But wait, there's more!

No sooner had I posted on Monday about being suddenly flooded with new projects (to wit: William Blake’s Inn, possible new play to direct, and a Large Art Burn for Alchemy), than I discovered that I may be co-writing a new musical.

I can explain.

A former student — as in, from 40 years ago — posted on Facebook that he was in the mood to create the next great American musical and asked for ideas. (Since we’re in the gestational phase of the whole thing, and since I haven’t cleared this post with him, he will be anonymous for the time being.) He’s a rock musician/DJ/sound guy, so this is an actual possibility.

Go read “Simon’s Dad,” a short story by Maupassant, I suggested.

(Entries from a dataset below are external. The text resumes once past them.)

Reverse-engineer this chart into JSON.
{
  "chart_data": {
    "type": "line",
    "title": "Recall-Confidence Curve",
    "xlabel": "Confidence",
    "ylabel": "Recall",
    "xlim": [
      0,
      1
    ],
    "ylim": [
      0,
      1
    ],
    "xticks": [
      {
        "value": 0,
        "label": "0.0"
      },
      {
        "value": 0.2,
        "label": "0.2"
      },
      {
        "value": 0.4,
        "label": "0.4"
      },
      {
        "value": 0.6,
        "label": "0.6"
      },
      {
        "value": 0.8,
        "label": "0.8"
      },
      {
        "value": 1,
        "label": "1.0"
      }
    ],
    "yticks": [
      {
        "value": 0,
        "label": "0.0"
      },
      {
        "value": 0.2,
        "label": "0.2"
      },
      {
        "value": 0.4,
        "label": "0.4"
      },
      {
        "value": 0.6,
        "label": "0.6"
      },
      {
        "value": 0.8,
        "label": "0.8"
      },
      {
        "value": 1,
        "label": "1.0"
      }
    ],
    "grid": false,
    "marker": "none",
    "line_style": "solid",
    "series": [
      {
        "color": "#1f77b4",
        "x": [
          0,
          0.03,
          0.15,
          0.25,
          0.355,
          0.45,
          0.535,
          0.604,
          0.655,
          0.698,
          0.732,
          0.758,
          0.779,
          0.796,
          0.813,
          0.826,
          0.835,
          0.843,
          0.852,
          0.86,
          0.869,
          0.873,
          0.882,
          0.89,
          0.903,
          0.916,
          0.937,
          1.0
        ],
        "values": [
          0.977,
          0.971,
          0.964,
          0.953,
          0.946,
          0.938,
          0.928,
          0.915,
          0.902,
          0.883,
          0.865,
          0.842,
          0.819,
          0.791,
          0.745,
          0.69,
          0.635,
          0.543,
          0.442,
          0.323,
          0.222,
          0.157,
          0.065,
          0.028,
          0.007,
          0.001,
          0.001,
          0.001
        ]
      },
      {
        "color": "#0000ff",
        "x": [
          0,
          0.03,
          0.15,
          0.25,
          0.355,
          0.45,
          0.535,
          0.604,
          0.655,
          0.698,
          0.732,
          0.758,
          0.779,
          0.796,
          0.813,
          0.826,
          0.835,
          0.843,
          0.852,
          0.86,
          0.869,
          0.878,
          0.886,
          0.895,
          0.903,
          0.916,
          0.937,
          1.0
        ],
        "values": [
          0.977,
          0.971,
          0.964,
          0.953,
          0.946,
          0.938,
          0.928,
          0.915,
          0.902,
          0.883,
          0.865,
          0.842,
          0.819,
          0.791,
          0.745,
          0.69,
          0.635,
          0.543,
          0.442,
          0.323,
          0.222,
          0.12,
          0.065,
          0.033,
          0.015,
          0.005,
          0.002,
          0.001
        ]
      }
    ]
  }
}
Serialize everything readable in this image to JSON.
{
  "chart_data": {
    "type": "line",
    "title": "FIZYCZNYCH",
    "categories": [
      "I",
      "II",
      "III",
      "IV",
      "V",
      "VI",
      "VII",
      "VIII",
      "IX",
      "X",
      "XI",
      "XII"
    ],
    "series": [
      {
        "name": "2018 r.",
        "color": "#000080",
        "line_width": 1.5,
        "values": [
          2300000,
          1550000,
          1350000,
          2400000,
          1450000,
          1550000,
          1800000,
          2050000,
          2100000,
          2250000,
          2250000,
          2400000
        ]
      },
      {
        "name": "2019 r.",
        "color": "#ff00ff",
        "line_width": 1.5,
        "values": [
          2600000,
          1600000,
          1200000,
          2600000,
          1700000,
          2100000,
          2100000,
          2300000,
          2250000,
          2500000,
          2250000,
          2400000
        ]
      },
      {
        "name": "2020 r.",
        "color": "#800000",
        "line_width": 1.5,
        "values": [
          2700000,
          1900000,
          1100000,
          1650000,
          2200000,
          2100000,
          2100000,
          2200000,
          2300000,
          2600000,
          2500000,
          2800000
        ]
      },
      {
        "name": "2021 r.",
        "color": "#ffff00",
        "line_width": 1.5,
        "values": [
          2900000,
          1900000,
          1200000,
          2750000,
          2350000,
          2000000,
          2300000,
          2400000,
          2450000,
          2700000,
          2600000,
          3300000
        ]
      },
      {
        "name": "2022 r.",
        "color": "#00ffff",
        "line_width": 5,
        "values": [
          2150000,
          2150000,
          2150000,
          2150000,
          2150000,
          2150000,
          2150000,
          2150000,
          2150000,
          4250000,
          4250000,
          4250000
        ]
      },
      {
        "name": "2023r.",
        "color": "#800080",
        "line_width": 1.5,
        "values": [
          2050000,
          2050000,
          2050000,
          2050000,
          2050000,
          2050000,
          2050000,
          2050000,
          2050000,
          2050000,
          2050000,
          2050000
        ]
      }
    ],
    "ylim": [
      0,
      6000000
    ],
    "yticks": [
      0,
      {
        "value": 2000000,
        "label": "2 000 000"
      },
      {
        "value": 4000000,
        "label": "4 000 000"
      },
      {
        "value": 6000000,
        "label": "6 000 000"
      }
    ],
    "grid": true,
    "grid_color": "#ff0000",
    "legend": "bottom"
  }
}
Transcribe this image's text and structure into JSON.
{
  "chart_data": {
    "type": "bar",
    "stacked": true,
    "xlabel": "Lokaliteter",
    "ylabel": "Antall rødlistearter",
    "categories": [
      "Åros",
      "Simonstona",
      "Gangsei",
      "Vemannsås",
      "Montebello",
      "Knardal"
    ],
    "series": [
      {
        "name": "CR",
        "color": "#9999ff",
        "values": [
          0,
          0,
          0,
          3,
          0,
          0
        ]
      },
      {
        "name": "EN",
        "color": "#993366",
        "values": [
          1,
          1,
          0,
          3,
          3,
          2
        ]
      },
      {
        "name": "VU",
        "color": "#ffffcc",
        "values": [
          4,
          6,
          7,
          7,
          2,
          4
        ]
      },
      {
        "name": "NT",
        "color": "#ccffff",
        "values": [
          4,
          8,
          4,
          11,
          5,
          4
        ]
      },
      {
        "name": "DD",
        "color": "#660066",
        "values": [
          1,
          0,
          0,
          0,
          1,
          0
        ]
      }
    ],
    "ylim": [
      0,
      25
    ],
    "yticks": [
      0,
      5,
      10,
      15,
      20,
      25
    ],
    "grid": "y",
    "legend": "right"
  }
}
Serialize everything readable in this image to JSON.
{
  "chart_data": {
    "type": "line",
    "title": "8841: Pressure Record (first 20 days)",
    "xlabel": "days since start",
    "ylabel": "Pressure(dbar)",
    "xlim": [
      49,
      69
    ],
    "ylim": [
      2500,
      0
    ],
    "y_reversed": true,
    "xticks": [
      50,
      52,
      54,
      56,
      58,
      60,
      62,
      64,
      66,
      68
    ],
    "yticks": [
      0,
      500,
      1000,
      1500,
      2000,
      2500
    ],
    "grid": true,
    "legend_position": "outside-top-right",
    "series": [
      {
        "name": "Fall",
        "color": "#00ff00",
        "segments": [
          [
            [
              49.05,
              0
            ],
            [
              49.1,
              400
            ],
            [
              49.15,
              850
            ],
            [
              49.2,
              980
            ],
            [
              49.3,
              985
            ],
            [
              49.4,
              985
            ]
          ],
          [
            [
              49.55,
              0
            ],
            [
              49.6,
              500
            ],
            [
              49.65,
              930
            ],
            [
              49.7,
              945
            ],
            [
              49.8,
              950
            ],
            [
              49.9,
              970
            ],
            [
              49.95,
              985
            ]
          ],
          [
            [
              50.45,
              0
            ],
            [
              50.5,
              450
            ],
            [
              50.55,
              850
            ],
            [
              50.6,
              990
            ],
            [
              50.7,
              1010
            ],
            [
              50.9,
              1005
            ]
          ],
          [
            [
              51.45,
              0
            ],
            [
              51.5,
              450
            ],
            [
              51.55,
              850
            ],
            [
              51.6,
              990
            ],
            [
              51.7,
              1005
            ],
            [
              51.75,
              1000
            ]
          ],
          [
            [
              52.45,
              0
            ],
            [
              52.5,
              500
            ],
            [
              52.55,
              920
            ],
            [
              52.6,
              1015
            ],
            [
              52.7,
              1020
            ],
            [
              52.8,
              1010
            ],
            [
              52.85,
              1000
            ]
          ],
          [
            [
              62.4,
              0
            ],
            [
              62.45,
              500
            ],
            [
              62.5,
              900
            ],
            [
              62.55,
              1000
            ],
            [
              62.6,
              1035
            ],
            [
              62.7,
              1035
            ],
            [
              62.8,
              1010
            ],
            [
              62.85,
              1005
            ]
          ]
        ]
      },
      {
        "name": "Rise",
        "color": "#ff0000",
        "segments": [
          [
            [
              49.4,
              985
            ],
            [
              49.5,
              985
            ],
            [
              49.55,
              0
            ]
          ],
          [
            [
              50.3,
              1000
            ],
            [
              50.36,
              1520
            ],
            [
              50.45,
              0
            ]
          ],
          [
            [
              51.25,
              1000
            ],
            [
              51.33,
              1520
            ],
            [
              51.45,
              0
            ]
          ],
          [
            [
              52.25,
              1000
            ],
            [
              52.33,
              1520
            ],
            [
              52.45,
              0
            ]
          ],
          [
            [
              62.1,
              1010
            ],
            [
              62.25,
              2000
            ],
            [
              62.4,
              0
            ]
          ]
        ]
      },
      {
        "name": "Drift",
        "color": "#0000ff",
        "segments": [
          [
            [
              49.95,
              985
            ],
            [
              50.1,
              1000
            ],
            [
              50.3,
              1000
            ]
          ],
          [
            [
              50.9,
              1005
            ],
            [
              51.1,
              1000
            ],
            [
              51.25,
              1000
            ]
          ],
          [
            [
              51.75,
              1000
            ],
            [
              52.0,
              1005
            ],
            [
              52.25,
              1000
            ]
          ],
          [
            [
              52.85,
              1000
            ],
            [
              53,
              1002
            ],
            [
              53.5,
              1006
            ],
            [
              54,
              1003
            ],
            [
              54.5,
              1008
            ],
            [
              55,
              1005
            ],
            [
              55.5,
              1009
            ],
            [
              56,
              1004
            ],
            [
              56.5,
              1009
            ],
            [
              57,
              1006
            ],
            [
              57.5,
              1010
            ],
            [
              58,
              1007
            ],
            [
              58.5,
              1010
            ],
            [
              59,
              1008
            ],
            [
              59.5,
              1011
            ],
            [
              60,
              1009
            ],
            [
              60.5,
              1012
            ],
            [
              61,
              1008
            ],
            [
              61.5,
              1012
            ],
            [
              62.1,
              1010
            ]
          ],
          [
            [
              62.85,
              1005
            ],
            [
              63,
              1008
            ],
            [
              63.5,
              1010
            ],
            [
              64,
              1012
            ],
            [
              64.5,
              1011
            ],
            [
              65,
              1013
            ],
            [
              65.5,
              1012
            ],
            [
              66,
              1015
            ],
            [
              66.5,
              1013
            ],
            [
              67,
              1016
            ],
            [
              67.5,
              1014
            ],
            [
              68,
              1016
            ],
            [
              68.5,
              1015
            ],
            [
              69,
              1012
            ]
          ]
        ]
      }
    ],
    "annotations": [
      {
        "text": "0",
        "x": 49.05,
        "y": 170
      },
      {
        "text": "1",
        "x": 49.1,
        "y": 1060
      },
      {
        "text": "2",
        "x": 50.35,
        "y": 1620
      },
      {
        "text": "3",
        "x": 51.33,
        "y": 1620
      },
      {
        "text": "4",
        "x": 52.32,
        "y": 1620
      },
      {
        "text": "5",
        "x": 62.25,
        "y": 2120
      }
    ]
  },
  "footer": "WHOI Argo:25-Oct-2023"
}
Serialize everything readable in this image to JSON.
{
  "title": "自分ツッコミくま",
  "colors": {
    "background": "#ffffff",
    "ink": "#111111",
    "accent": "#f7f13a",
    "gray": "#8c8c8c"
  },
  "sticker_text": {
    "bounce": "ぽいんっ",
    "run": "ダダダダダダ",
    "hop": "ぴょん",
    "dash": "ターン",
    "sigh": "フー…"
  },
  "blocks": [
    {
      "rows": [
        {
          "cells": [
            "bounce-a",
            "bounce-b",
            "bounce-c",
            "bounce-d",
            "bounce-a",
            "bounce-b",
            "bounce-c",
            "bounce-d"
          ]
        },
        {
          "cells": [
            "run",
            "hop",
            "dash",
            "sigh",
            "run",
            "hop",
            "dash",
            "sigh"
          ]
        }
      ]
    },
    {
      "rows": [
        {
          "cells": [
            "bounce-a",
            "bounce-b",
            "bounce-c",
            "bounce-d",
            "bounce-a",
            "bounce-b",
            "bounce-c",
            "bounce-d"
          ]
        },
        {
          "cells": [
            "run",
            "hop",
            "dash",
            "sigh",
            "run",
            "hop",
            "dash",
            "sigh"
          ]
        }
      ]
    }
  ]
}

This was not without a touch of self-interest. Years ago, when I first read the story, I thought it would make a great musical.

Synopsis: Simon is a little boy in a French village, whose mother, “La Blanchotte,” made the mistake of falling for a soldier who promised marriage, fathered her son, then moved on. Although respectable in every other regard, she is shunned by the village. On his first day at school, Simon is taunted because he doesn’t have a dad. Distraught, he ends up down by the river, where he first considers drowning himself but then is distracted by a frog.

He is interrupted by Philip, the new blacksmith, who just happens to be tall, bearded, and possessed of curly black hair. Philip takes him home, thinking he might score with La Blanchotte, but her austere manner nixes that idea. Simon asks Philip if he’ll be his dad, and jokingly Philip agrees.

Things progress, and a few months later Simon’s chief tormentor at school challenges Simon’s assertion that Philip is his dad: If he were, then he would be married to Simon’s mom. Simon runs to the smithy, crying, and tells Philip this. The other blacksmiths opine that La Blanchotte is a fine woman, a worthy woman, and would make a good wife for an honest man. Besides, they add, there’s more than one woman in the village who sinned the same way La Blanchotte did; they just weren’t jilted like she was.

Philip goes to La Blanchotte’s cottage and proposes, thus becoming for real “Simon’s dad.”

See? Is this not the next Disney musical? Turn, turn, KICK turn, YES, IT WILL WORK!

My co-author soon returned to Facebook as excited as I thought he would be at the prospect. (It is a very moving story.)

I actually began a WASTE BOOK notebook years ago to sketch the thing out, opening up the scenario to provide more stage plotting (mean girl Yvette and her gossipy mother, etc.), and even scribbling some lyrics to a couple of the songs. [I see that I used the same structure that I’m using in the William Blake’s Inn notebook, with a table of contents/index up front, and then randomly noted ideas on numbered pages.] [Also, in writing this post and double-checking the original story, I find that my adaptation has stuck in my head more than the original.]

So who knows? If my former student is serious about this, we may actually get this one done.